Where We Live
by Steve Carr
Glub … Glub … Glub
Adios Louisiana, Florida and low-lying Chesapeake Country
A guy I know lives along Weems Creek. He can no longer get his boat up to his dock except during high tide because the sediment has been steadily filling in the creek. He’s angry and wants to know, When is someone going to dredge this cove so I can get in and out with my boat like I used to?
This is a constant refrain around these parts, and the dredge line snakes way around the proverbial corner.
The good news is that dredging is soon going to become a thing of the past.
A recent report from the Environmental Defense Council ominously concludes, “In the next 100 years it is predicted that a combination of subsidence and global warming will cause this area to experience a relative sea-level rise of from two to three feet. Impacts from this accelerated sea-level rise are expected to include greater damage from wave action on the Eastern Shore of the Bay, intrusion of saline waters into freshwater marshes and an inundation of wetlands. Some islands in the Bay, including historic Poplar Island, could become completely submerged.”
Some folks might wonder who cares about Poplar Island, or any of those other forgotten islands where people cling to the past. Fair enough.
How about Annapolis? Big chunks of Eastport will be underwater, along with City Dock. The flooding will not be limited to our historic state capital. Much of Deale and Shady Side will vanish under the waves. Ocean City, Assateague and Chincoteague islands will be sinking into oblivion.
With 93,600 miles of coastline, the United States has 15,000 square miles of coastal wetlands and 2,500 miles of barrier islands. All gone by the next century. Children born in the year 2007 will spend their adult life looking down the barrel of their booby-trapped inheritance as the relics of today’s beachfront world are relentlessly swallowed by the sea.
There’s a scene at the end of the Wizard of Oz where the Wicked Witch screams, “I’m melting!” That’s a good one to remember because last year was the warmest on record after a record-setting decade of heat and disaster around the planet. Even more alarming, the Arctic polar ice cap is warming twice as fast as the rest of the earth.
The Ward Hunt Ice Shelf is the largest block of ice in the Arctic. In the last two years, it has begun to crumble. When it breaks loose, it’s going to be like dropping the world’s biggest ice cube into the Arctic Ocean. The water in the planetary glass will rise accordingly. That’s why it matters when you hear that the poles are melting. If just Greenland were to melt, the oceans would rise 20 feet.
Villages along the Alaskan coast are already experiencing this inexorable rise in sea level. They are the climate canaries of the planet. As these native people abandon their homes and move to higher ground, they are lighting the way toward our dim and terrible future.
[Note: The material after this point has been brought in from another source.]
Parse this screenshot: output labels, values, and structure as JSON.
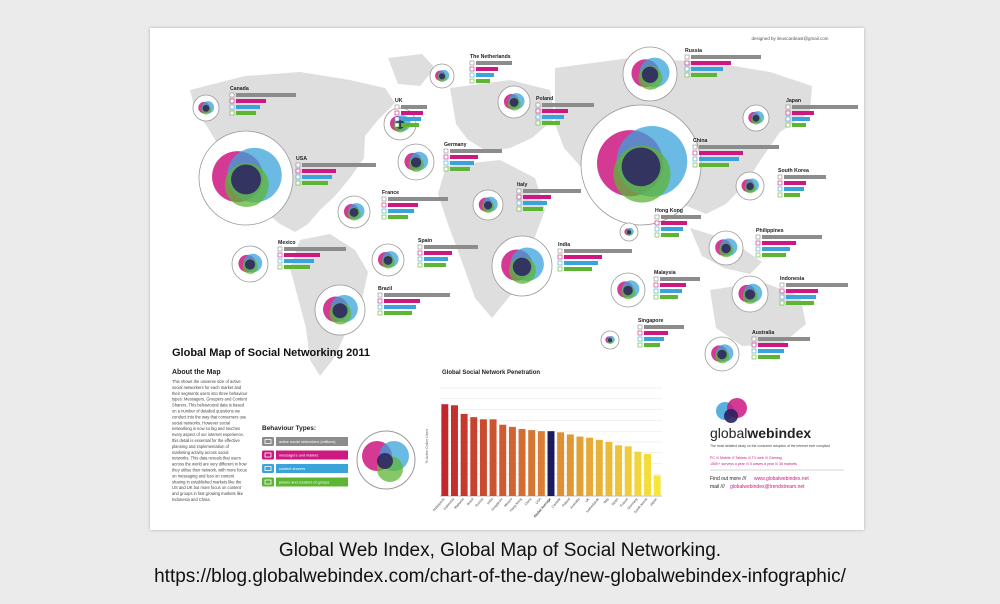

Like a perpetual motion machine, the melting ice caps accelerate global warming as more of the sun’s heat is absorbed by the planet, further speeding the warming. As the cold water warms, it gets less dense and expands; sea level rises even more, and it’s adios for most of Louisiana, Florida, and the low-lying areas of the Chesapeake Bay.
More than half the people in the Mid-Atlantic region live near the coast. Many of us got a bitter taste of what this global warming thing is all about a few years back when Hurricane Isabel hit us with a nine-foot storm surge. Many people still haven’t picked up the pieces of their shattered lives, and disaster relief is in short supply. The writing is on the wall. Allstate Insurance Co. just announced it would no longer insure folks building new homes next to Chesapeake Bay. Waterfront is fast becoming the dead zone.
There’s a spooky exhibit at the Museum of Natural History that what ifs a cataclysmic climate change for Washington. Imagine … “If sea level rises one foot, a major storm surge would push the Potomac River over its banks, flooding the park along the river and the Reflecting Pool. The Jefferson Memorial would become an island. If it rises two feet, a major storm surge would nearly encircle the Washington Monument and completely surround the Internal Revenue Service, the National Museum of Natural History and the National Gallery of Art. Muddy waters would even reach the grounds of the U.S. Capitol.”
Okay, that last one and the IRS might not be such a bad thing. But all the rest?